The survey found support for facial recognition systems that learn to recognise criminals’ faces from CCTV footage, with 61% believing the benefits outweighed the risks. Software that recognises speech and answers questions, such as that found on most smartphones, was also seen as beneficial.

But people were more wary of other uses of machine learning. Driverless cars have the potential to reduce traffic accidents substantially, and while some welcomed vehicles programmed to drive at 20mph in 20mph zones, others were sceptical.

One person who took part in the Birmingham event said: “There would be twice as many accidents because driverless cars would follow the Highway Code and drivers don’t. The transition period would be really dangerous. We’d have to give everyone driverless cars all at once.”

The research was commissioned for the Royal Society for a major report published on Tuesday on the “power and promise of computers that learn by example”.

The report describes the recent rapid progress that computer scientists have made in the field and the possibility of “transformative advances” in the next five to 10 years.

“There is huge potential for machine learning to impact in very positive ways on much of what we do as individuals and as industry and as a society. But there are challenges,” said Peter Donnelly, a statistician and geneticist at Oxford University, who led the group that produced the report.

According to the report: “Society needs to give urgent consideration to the ways in which the benefits from machine learning can be shared across society.”

Among other concerns in the Ipsos Mori research were fears of being replaced by computers.

One person who took part in the London event said: “Everybody here is thinking, ‘Well, I’m going to lose my job.’” The primary concern was that machine learning could cause unemployment on a mass scale, the researchers found.

Others feared computers could diminish the human experience – by churning out poetry for example, or making it impossible to go for a Sunday drive. More still raised concerns that people would become too reliant on computers and lose key skills, such as the ability to remember information, read maps and so on.

According to the research, some computer systems were already on the verge of fomenting rebellion.
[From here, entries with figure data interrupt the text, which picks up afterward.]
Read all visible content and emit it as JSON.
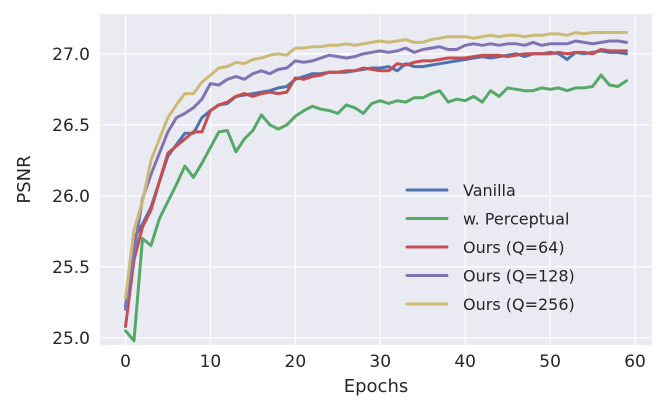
{
  "chart_data": {
    "type": "line",
    "title": "",
    "xlabel": "Epochs",
    "ylabel": "PSNR",
    "xlim": [
      -3,
      62
    ],
    "ylim": [
      24.95,
      27.28
    ],
    "xticks": [
      0,
      10,
      20,
      30,
      40,
      50,
      60
    ],
    "yticks": [
      25.0,
      25.5,
      26.0,
      26.5,
      27.0
    ],
    "ytick_labels": [
      "25.0",
      "25.5",
      "26.0",
      "26.5",
      "27.0"
    ],
    "grid": true,
    "background": "#eaeaf2",
    "legend_position": "lower-right",
    "x": [
      0,
      1,
      2,
      3,
      4,
      5,
      6,
      7,
      8,
      9,
      10,
      11,
      12,
      13,
      14,
      15,
      16,
      17,
      18,
      19,
      20,
      21,
      22,
      23,
      24,
      25,
      26,
      27,
      28,
      29,
      30,
      31,
      32,
      33,
      34,
      35,
      36,
      37,
      38,
      39,
      40,
      41,
      42,
      43,
      44,
      45,
      46,
      47,
      48,
      49,
      50,
      51,
      52,
      53,
      54,
      55,
      56,
      57,
      58,
      59
    ],
    "series": [
      {
        "name": "Vanilla",
        "color": "#4c72b0",
        "values": [
          25.22,
          25.7,
          25.8,
          25.92,
          26.1,
          26.28,
          26.36,
          26.44,
          26.44,
          26.55,
          26.6,
          26.64,
          26.65,
          26.7,
          26.71,
          26.72,
          26.73,
          26.74,
          26.76,
          26.77,
          26.82,
          26.84,
          26.86,
          26.86,
          26.87,
          26.87,
          26.87,
          26.88,
          26.89,
          26.9,
          26.9,
          26.91,
          26.88,
          26.93,
          26.91,
          26.91,
          26.92,
          26.93,
          26.94,
          26.95,
          26.96,
          26.97,
          26.98,
          26.97,
          26.98,
          26.99,
          27.0,
          26.98,
          27.0,
          27.0,
          27.01,
          27.0,
          26.96,
          27.01,
          27.0,
          27.01,
          27.02,
          27.01,
          27.01,
          27.0
        ]
      },
      {
        "name": "w. Perceptual",
        "color": "#55a868",
        "values": [
          25.05,
          24.98,
          25.7,
          25.65,
          25.84,
          25.96,
          26.08,
          26.21,
          26.13,
          26.23,
          26.34,
          26.45,
          26.46,
          26.31,
          26.4,
          26.46,
          26.57,
          26.5,
          26.47,
          26.5,
          26.56,
          26.6,
          26.63,
          26.61,
          26.6,
          26.58,
          26.64,
          26.62,
          26.58,
          26.65,
          26.67,
          26.65,
          26.67,
          26.66,
          26.69,
          26.69,
          26.72,
          26.74,
          26.66,
          26.68,
          26.67,
          26.7,
          26.66,
          26.74,
          26.7,
          26.76,
          26.75,
          26.74,
          26.74,
          26.76,
          26.75,
          26.76,
          26.74,
          26.76,
          26.76,
          26.77,
          26.85,
          26.78,
          26.77,
          26.81
        ]
      },
      {
        "name": "Ours (Q=64)",
        "color": "#c44e52",
        "values": [
          25.08,
          25.55,
          25.78,
          25.9,
          26.1,
          26.3,
          26.35,
          26.4,
          26.45,
          26.45,
          26.6,
          26.64,
          26.66,
          26.7,
          26.72,
          26.7,
          26.72,
          26.73,
          26.72,
          26.73,
          26.83,
          26.82,
          26.84,
          26.85,
          26.87,
          26.87,
          26.88,
          26.88,
          26.9,
          26.89,
          26.88,
          26.88,
          26.93,
          26.92,
          26.94,
          26.95,
          26.95,
          26.96,
          26.97,
          26.97,
          26.97,
          26.98,
          26.99,
          26.99,
          26.99,
          26.98,
          26.99,
          27.0,
          27.0,
          27.0,
          27.0,
          27.01,
          27.0,
          27.01,
          27.01,
          27.0,
          27.03,
          27.02,
          27.02,
          27.02
        ]
      },
      {
        "name": "Ours (Q=128)",
        "color": "#8172b2",
        "values": [
          25.2,
          25.6,
          25.98,
          26.15,
          26.3,
          26.45,
          26.55,
          26.58,
          26.62,
          26.68,
          26.79,
          26.78,
          26.82,
          26.84,
          26.82,
          26.86,
          26.88,
          26.86,
          26.89,
          26.9,
          26.95,
          26.94,
          26.95,
          26.97,
          26.99,
          26.98,
          26.97,
          26.98,
          27.0,
          27.01,
          27.02,
          27.01,
          27.02,
          27.04,
          27.01,
          27.03,
          27.04,
          27.05,
          27.03,
          27.03,
          27.06,
          27.07,
          27.06,
          27.07,
          27.06,
          27.07,
          27.07,
          27.06,
          27.08,
          27.06,
          27.07,
          27.07,
          27.07,
          27.09,
          27.08,
          27.07,
          27.08,
          27.09,
          27.09,
          27.08
        ]
      },
      {
        "name": "Ours (Q=256)",
        "color": "#ccb974",
        "values": [
          25.28,
          25.76,
          25.96,
          26.25,
          26.4,
          26.55,
          26.64,
          26.72,
          26.72,
          26.8,
          26.85,
          26.9,
          26.91,
          26.94,
          26.93,
          26.96,
          26.97,
          26.99,
          27.0,
          26.99,
          27.04,
          27.04,
          27.05,
          27.05,
          27.06,
          27.06,
          27.07,
          27.06,
          27.07,
          27.08,
          27.09,
          27.08,
          27.09,
          27.1,
          27.08,
          27.08,
          27.1,
          27.11,
          27.12,
          27.12,
          27.12,
          27.11,
          27.12,
          27.13,
          27.12,
          27.13,
          27.13,
          27.12,
          27.13,
          27.13,
          27.14,
          27.14,
          27.13,
          27.15,
          27.14,
          27.15,
          27.15,
          27.15,
          27.15,
          27.15
        ]
      }
    ]
  }
}
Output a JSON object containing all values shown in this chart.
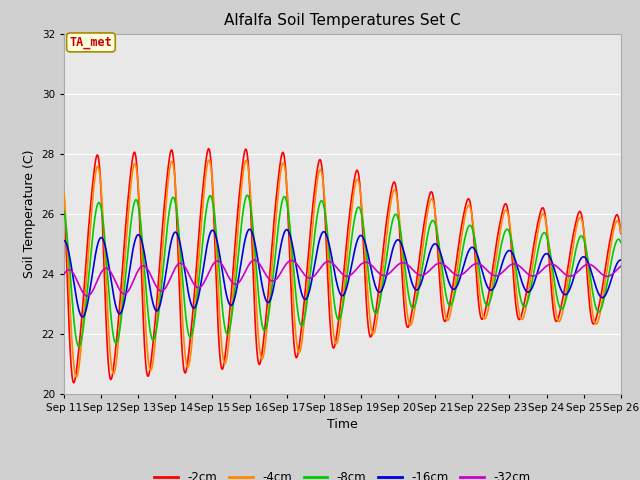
{
  "title": "Alfalfa Soil Temperatures Set C",
  "xlabel": "Time",
  "ylabel": "Soil Temperature (C)",
  "ylim": [
    20,
    32
  ],
  "xlim_days": [
    11,
    26
  ],
  "annotation_text": "TA_met",
  "annotation_color": "#cc0000",
  "annotation_bg": "#ffffdd",
  "annotation_border": "#aa8800",
  "fig_bg": "#d0d0d0",
  "plot_bg": "#e8e8e8",
  "grid_color": "#ffffff",
  "series": {
    "-2cm": {
      "color": "#ff0000",
      "linewidth": 1.2
    },
    "-4cm": {
      "color": "#ff8800",
      "linewidth": 1.2
    },
    "-8cm": {
      "color": "#00cc00",
      "linewidth": 1.2
    },
    "-16cm": {
      "color": "#0000dd",
      "linewidth": 1.2
    },
    "-32cm": {
      "color": "#cc00cc",
      "linewidth": 1.2
    }
  },
  "legend_labels": [
    "-2cm",
    "-4cm",
    "-8cm",
    "-16cm",
    "-32cm"
  ],
  "legend_colors": [
    "#ff0000",
    "#ff8800",
    "#00cc00",
    "#0000dd",
    "#cc00cc"
  ],
  "tick_labels": [
    "Sep 11",
    "Sep 12",
    "Sep 13",
    "Sep 14",
    "Sep 15",
    "Sep 16",
    "Sep 17",
    "Sep 18",
    "Sep 19",
    "Sep 20",
    "Sep 21",
    "Sep 22",
    "Sep 23",
    "Sep 24",
    "Sep 25",
    "Sep 26"
  ],
  "title_fontsize": 11,
  "axis_fontsize": 9,
  "tick_fontsize": 7.5
}
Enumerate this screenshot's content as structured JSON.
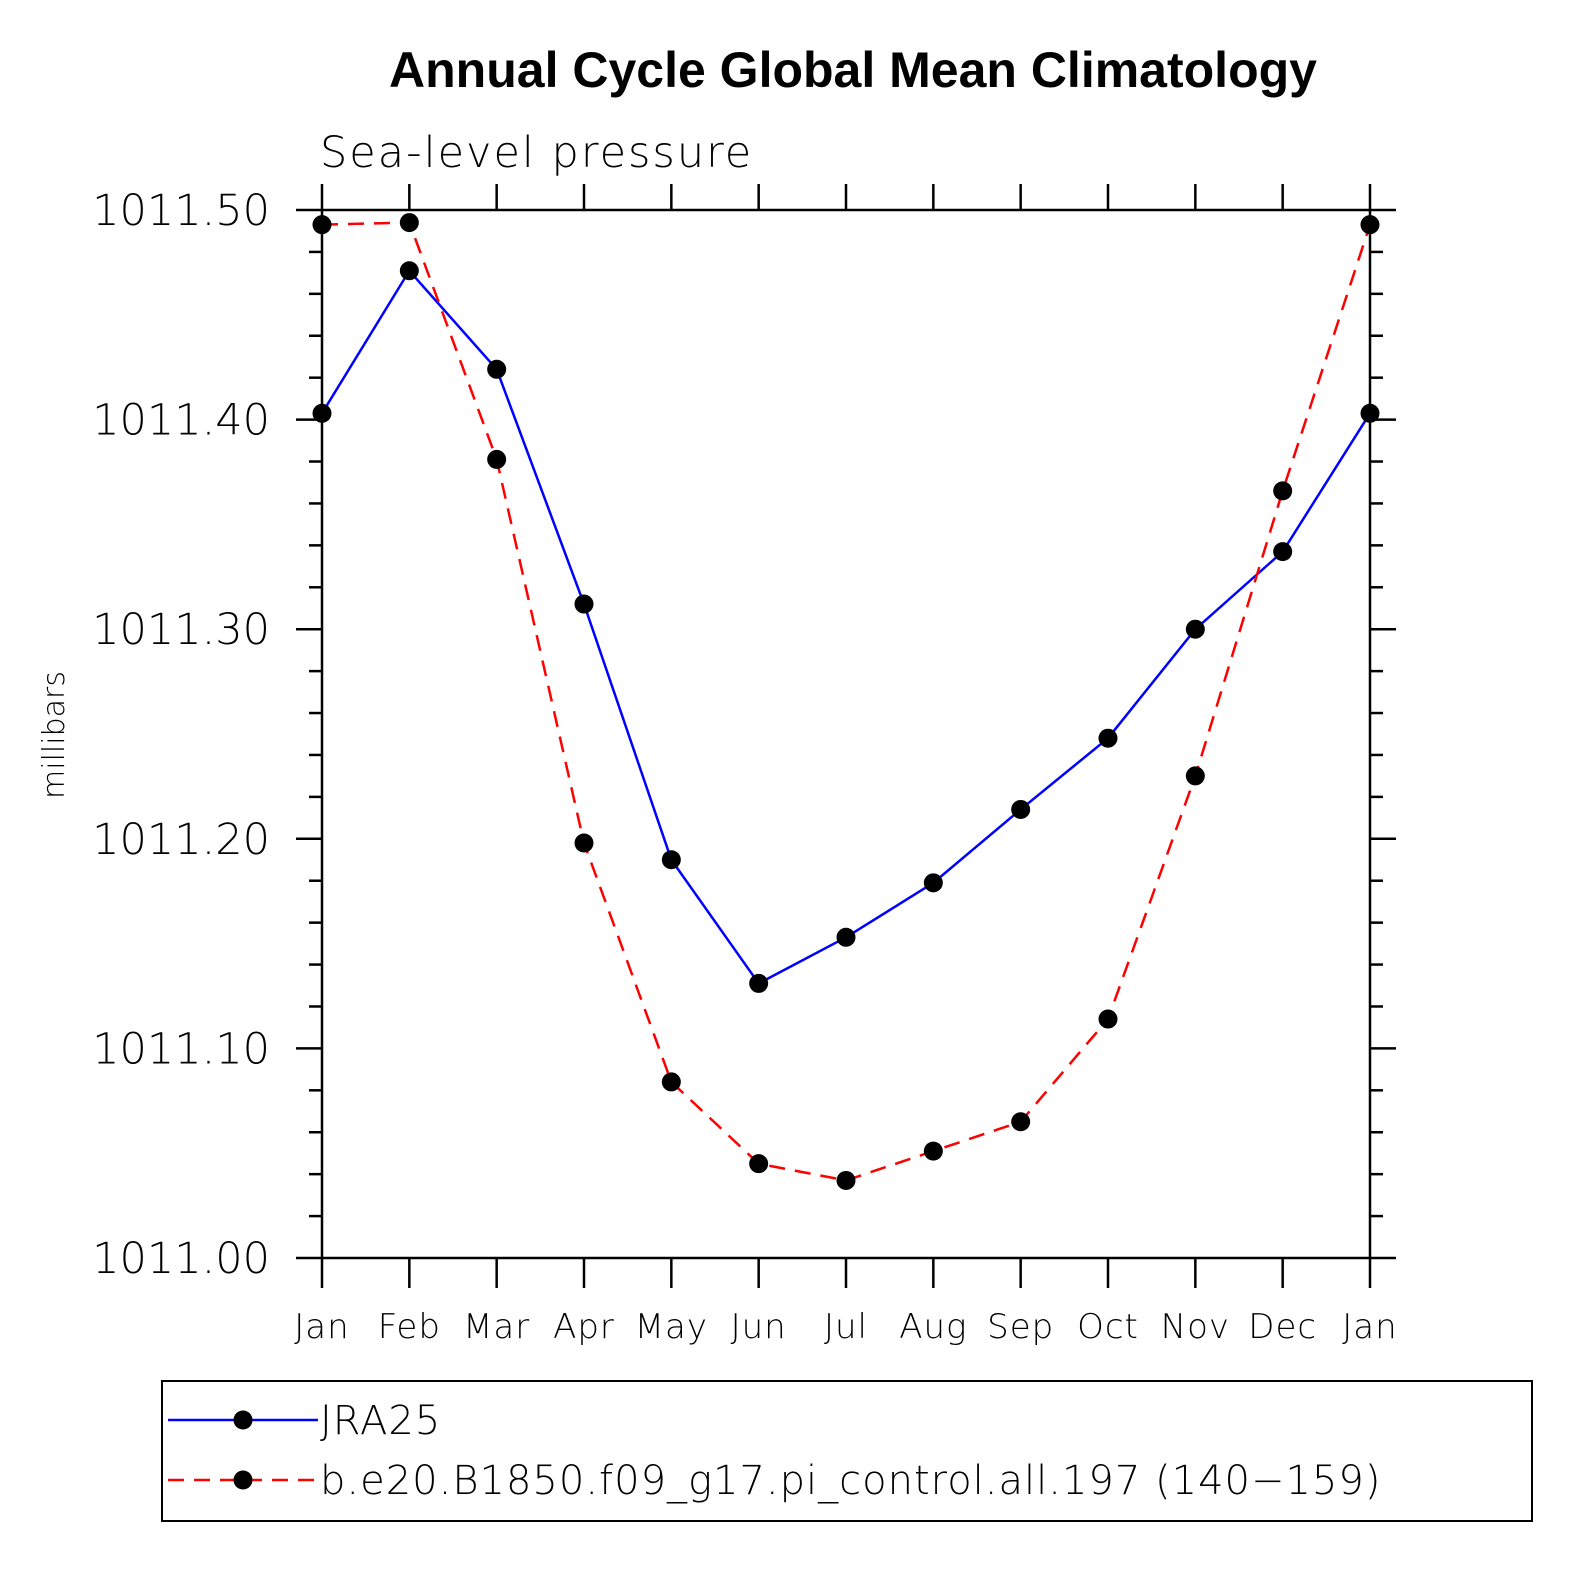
{
  "chart_data": {
    "type": "line",
    "title": "Annual Cycle Global Mean Climatology",
    "subtitle": "Sea-level pressure",
    "xlabel": "",
    "ylabel": "millibars",
    "categories": [
      "Jan",
      "Feb",
      "Mar",
      "Apr",
      "May",
      "Jun",
      "Jul",
      "Aug",
      "Sep",
      "Oct",
      "Nov",
      "Dec",
      "Jan"
    ],
    "ylim": [
      1011.0,
      1011.5
    ],
    "yticks": [
      1011.0,
      1011.1,
      1011.2,
      1011.3,
      1011.4,
      1011.5
    ],
    "ytick_labels": [
      "1011.00",
      "1011.10",
      "1011.20",
      "1011.30",
      "1011.40",
      "1011.50"
    ],
    "series": [
      {
        "name": "JRA25",
        "color": "#0000ff",
        "dash": "solid",
        "values": [
          1011.403,
          1011.471,
          1011.424,
          1011.312,
          1011.19,
          1011.131,
          1011.153,
          1011.179,
          1011.214,
          1011.248,
          1011.3,
          1011.337,
          1011.403
        ]
      },
      {
        "name": "b.e20.B1850.f09_g17.pi_control.all.197 (140−159)",
        "color": "#ff0000",
        "dash": "dashed",
        "values": [
          1011.493,
          1011.494,
          1011.381,
          1011.198,
          1011.084,
          1011.045,
          1011.037,
          1011.051,
          1011.065,
          1011.114,
          1011.23,
          1011.366,
          1011.493
        ]
      }
    ],
    "marker_color": "#000000",
    "grid": false,
    "legend_position": "bottom"
  }
}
Told of a computer system that might try to rein in people who overspend, one participant in Oxford said: “I feel like I’d want to buy the shoes just to spite it.”

The Royal Society report raises a host of other challenges that will come with the arrival of artificial intelligence.

Artificial intelligence systems can pick up biases from training data, making them racist and sexist, and cannot always explain their decisions, both issues that scientists must work on, the report states.

Meanwhile, tech firms are poaching some key UK academics, leaving universities struggling to keep the best minds.

Economists see huge economic growth coming from machine learning – but without more companies, and skilled people to work for them, the profits could flow to a handful of major corporations.

“Society needs to think about these issues,” said Donnelly. “We need an open and nuanced discussion to work out what we can do to help ameliorate some of these worries, and what we want to insist on.”